Local files are context snapshots, not the source of truth. Promote local wiki material into training only after explicit review, redaction, and either sync/diff against the GitHub wiki or a documented reviewer exception.

| Source | Path | Git repo | Files | Training use | Required gates | Excluded paths present | Safe reference candidates | Notes |
|---|---|---:|---:|---|---|---|---|---|
| RMDW-Wiki-local | `/Users/richardecholsai7/Documents/RMDW-Wiki` | no | 93 | selective-reference-only | secret-scan, credentials-redaction, private-data-review, sync-or-diff-against-github | credentials.md, customers.md, customers/, raw/ | README.md, kaiju-coder-build-log.md, kaiju-coder-business-plan.md, kaiju-coder-soul.md, kiyomi-agent-build-log.md, pricing-history.md, product/kiyomi-private-ai-workstation.md, ops/product-ops-automation.md, client-acquisition-engine/README.md | Use as a local context snapshot only after explicit row-level review.

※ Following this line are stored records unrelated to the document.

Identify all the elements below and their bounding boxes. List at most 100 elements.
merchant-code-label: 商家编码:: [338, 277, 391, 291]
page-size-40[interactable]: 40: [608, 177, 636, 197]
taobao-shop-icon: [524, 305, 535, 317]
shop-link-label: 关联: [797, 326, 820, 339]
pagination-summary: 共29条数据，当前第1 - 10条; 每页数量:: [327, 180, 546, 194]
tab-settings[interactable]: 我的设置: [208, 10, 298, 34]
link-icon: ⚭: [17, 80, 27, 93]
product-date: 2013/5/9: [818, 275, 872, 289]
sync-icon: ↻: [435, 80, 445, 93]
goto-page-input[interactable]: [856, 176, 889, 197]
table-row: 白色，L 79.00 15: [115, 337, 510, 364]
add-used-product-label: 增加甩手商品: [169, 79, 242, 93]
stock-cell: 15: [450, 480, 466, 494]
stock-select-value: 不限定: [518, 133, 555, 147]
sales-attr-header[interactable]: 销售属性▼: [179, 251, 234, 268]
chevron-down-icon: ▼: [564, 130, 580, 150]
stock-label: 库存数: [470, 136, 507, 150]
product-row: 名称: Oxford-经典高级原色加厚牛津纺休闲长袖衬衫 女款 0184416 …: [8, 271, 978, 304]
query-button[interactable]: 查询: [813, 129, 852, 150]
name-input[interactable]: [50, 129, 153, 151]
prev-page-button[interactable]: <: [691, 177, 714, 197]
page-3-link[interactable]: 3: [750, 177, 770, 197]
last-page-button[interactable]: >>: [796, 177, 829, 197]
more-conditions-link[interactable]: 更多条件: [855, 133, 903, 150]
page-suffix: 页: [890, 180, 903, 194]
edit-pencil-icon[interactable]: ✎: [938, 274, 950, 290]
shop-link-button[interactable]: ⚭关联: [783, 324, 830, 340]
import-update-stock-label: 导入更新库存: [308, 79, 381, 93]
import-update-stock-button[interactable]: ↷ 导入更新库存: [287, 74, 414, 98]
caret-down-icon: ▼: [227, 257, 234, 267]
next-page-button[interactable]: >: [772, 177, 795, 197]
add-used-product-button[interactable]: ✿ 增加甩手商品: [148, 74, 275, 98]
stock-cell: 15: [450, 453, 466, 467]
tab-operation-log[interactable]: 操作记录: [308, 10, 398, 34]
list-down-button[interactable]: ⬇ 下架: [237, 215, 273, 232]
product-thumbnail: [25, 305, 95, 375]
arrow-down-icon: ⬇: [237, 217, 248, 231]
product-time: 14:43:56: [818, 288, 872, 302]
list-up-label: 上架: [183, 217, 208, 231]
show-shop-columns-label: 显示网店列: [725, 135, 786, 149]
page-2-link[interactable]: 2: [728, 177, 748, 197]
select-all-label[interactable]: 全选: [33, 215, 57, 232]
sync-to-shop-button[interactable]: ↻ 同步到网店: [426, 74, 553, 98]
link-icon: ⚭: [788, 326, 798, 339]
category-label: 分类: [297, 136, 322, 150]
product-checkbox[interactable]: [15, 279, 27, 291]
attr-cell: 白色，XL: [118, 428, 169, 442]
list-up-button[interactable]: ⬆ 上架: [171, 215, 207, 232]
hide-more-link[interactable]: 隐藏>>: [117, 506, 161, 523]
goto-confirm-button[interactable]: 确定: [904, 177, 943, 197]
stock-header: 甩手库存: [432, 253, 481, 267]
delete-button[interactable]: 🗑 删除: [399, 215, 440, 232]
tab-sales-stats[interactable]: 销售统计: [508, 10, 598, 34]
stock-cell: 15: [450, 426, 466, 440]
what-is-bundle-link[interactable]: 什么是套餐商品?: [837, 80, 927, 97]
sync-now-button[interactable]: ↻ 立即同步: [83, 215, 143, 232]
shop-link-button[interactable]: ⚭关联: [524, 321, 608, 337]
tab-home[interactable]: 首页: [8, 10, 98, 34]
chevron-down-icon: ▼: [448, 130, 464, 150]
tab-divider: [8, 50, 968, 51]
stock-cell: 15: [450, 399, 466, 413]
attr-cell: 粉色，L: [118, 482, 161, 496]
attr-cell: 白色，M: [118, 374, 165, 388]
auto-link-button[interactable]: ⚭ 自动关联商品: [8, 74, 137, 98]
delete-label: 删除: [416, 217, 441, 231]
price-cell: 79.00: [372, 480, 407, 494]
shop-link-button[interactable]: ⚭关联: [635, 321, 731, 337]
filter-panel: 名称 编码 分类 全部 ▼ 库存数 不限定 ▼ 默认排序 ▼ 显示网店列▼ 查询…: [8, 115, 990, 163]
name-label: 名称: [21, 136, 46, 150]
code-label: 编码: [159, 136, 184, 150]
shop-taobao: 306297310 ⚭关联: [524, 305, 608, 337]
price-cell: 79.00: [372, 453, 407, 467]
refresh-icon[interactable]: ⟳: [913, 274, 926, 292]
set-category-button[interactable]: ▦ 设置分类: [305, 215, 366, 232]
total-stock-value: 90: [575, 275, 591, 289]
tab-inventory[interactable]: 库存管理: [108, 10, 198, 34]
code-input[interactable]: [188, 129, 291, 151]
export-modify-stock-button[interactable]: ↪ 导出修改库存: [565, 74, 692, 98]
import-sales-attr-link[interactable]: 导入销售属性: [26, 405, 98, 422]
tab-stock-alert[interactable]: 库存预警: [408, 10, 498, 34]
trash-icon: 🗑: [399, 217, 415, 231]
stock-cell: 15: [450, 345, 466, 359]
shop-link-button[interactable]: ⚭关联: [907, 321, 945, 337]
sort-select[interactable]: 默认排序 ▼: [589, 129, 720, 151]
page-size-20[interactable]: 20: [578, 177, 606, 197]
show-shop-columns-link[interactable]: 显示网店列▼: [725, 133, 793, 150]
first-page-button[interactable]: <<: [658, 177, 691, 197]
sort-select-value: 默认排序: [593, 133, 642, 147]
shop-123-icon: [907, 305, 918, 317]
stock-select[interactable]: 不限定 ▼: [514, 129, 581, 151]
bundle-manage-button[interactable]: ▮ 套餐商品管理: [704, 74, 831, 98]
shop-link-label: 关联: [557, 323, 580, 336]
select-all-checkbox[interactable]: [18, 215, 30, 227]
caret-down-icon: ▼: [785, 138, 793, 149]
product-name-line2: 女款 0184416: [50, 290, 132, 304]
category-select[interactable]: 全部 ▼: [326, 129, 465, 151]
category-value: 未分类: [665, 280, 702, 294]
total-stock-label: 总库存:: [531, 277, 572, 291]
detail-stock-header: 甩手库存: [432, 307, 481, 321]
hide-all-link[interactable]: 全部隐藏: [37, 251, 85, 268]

Do not treat unsynced local files as the authoritative training source. |

## Training Eligibility Meaning

- `candidate-after-review`: source can produce training or eval examples only after secret scanning, closed-model-output review, and row-level provenance.
- `eval-and-patterns-only`: use for hard eval prompts, harness behavior, screenshots, or generalized patterns. Do not bulk-train on client-specific source text.
- `selective-reference-only`: use narrowly after redaction. Treat credentials, customer notes, and raw operational data as excluded by default.
- Local snapshots require review against the GitHub source of truth before promotion into dataset rows.

## Next Dataset Step

Generate candidate examples only from reviewed paths, attach this inventory SHA or local snapshot data to each row, then run `scripts/validate_training_data.py` before any training run.